La farmacologia clinica è una branca della scienza biomedica focalizzata sull’applicazione terapeutica dei farmaci e sul loro effetto sull’uomo. Tuttavia, la farmacologia clinica comporta molto di più della semplice analisi dei benefici e degli effetti collaterali dei farmaci da prescrizione sulle persone. Infatti, un farmacologo specializzato in questo campo può anche svolgere un ruolo nello sviluppo di farmaci, nello studio delle variazioni farmacogenetiche tra i soggetti dello studio e nella valutazione del potenziale farmacocinetico di farmaci specifici. A parte questi campi estesi, l’obiettivo principale della farmacologia clinica è essenzialmente lo stesso su tutta la linea: garantire la sicurezza pubblica nell’uso dei farmaci comprendendo le loro proprietà molecolari e il modo in cui funzionano nel corpo.
Sebbene la farmacologia clinica possa sembrare una scelta di carriera del 21° secolo, il suo concetto di pratica è stato effettivamente introdotto nel XV secolo da vari tomi medici storici come The Canon of Medicine, che attingeva alle filosofie dei primi medici arabi e romani, tra gli altri . Tuttavia, la farmacologia clinica non è emersa come scienza riconosciuta fino alla fine del XIX secolo. In effetti, la prima università ad aprire le sue porte a questo campo è stata l’Università di Dorpat nel 15 nella Repubblica di Estonia (ex Russia). Prima di allora, la farmacologia in generale si limitava all’osservazione delle risposte biologiche dei farmaci senza indagare sul meccanismo alla base di esse.
Oggi, praticamente tutti i college e le università di medicina del mondo hanno un dipartimento di farmacologia clinica, la maggior parte dei quali è impegnata nell’esecuzione di studi medici e sperimentazioni cliniche. In quanto tale, il farmacologo clinico si occupa di diversi aspetti che possono influire sui risultati dello studio. Inizialmente, vengono valutate le proprietà farmacocinetiche di un farmaco.
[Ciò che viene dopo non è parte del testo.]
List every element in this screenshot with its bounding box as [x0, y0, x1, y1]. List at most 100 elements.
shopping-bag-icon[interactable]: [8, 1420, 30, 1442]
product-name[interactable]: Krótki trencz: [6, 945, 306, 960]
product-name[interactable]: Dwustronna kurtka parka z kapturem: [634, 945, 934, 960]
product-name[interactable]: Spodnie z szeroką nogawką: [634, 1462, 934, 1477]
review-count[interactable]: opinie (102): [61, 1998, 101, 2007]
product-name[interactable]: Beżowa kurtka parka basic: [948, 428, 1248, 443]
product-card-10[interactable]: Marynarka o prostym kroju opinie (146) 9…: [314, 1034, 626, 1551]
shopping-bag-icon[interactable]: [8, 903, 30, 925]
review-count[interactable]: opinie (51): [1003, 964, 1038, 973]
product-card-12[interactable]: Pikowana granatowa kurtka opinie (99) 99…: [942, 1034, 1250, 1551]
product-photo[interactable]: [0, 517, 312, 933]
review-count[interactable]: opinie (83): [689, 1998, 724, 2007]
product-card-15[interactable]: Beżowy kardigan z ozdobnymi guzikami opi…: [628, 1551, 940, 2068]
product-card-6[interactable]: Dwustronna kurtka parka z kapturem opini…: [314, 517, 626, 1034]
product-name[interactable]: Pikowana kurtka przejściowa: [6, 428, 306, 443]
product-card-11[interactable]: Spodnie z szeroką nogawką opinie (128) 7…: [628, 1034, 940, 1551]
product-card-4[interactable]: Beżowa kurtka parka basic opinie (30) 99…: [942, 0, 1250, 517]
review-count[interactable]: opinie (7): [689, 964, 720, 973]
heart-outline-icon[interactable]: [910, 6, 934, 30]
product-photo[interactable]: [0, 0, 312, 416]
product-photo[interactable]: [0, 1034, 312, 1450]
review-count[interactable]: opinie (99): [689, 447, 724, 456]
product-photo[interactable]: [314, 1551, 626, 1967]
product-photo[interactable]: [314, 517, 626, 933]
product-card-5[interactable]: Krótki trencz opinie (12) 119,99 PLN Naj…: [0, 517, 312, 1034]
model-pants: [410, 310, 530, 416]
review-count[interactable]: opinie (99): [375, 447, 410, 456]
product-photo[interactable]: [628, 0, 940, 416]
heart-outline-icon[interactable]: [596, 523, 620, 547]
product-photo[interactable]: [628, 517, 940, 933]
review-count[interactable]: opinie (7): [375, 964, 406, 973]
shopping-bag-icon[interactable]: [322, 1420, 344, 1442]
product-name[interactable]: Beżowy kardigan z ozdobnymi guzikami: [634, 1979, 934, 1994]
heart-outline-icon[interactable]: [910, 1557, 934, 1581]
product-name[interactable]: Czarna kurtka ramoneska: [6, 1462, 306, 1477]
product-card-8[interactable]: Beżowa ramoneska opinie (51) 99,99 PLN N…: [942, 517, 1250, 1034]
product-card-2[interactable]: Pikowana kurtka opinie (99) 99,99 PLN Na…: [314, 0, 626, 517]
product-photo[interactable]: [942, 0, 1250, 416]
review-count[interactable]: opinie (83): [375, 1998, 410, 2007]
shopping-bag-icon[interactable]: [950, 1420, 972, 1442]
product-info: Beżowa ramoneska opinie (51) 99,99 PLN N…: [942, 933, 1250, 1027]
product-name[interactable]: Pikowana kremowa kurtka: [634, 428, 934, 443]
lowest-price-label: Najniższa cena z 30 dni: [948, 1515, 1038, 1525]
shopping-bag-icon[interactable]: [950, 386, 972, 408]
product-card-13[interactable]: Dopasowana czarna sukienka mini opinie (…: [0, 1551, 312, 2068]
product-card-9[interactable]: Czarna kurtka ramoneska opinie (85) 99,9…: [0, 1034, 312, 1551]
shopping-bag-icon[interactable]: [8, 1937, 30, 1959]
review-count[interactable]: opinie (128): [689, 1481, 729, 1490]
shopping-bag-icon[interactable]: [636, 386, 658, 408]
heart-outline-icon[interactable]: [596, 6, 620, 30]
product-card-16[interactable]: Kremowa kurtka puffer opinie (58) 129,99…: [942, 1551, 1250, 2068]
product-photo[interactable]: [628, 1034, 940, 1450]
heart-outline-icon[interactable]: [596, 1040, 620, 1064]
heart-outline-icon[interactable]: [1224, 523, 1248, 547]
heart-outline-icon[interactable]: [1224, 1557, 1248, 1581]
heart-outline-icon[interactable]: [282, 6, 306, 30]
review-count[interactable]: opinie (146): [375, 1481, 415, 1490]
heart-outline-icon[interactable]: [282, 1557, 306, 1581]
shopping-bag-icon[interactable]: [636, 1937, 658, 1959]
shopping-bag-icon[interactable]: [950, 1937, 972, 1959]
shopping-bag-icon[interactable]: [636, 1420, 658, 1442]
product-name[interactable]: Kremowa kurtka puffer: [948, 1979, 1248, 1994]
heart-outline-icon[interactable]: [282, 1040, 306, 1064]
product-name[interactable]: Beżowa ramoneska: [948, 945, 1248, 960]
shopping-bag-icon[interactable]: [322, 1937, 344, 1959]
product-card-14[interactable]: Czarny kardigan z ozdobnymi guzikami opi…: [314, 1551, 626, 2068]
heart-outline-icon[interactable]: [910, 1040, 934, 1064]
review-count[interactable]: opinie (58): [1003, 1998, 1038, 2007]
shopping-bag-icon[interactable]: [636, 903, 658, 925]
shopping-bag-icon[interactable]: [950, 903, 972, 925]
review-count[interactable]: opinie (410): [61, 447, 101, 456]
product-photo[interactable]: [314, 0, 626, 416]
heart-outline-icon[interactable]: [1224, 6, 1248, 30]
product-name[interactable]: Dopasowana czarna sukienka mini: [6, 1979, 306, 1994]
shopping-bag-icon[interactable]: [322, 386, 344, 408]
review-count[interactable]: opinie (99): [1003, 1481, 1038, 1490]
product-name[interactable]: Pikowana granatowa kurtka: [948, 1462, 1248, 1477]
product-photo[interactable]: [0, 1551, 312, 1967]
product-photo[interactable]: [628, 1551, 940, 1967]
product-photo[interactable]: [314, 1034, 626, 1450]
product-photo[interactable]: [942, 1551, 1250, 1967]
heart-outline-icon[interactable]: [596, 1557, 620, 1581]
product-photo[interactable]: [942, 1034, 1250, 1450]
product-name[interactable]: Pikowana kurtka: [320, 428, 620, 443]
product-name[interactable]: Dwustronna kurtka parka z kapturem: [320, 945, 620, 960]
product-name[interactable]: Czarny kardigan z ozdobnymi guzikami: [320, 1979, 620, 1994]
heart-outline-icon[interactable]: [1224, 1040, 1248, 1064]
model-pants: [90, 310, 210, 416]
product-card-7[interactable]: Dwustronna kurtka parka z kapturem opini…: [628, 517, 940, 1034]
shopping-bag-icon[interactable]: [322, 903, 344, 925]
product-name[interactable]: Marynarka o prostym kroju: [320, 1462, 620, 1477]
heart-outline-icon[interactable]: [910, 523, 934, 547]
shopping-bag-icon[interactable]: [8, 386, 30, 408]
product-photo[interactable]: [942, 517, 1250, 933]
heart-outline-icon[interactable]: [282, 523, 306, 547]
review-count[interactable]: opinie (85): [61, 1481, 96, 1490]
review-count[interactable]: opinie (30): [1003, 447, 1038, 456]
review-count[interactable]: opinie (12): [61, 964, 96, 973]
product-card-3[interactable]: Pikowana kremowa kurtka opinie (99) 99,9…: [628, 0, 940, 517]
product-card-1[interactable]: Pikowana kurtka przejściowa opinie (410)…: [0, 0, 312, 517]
In breve, questo significa sperimentare per imparare come l’organismo metabolizza un determinato farmaco, oltre a determinarne la velocità di assorbimento ed eliminazione.
Vengono anche valutate le proprietà farmacodinamiche di un farmaco, il che si traduce nella determinazione della dose necessaria affinché il farmaco si leghi al suo sito recettore mirato e promuova la risposta biologica desiderata. Anche se questo può sembrare una semplice questione di causa ed effetto, non lo è. In effetti, questo scenario serve a illustrare la radice della farmacologia clinica come scienza applicata, che è guardare oltre l’effetto del farmaco a livello cellulare e verso la dose e la modalità di somministrazione più appropriate su persone reali.
La farmacologia clinica coinvolge anche lo studio della farmacogenetica, che è la misurazione clinica degli effetti biologici in base alle varianze fisiologiche tra le diverse popolazioni. Ad esempio, l’età, la genetica, le condizioni mediche preesistenti e le interazioni con altri farmaci possono influenzare il modo in cui un farmaco viene metabolizzato. I risultati derivanti da questi e altri fattori sono documentati e analizzati per aiutare i medici a prevedere meglio gli effetti collaterali negativi tra i diversi gruppi.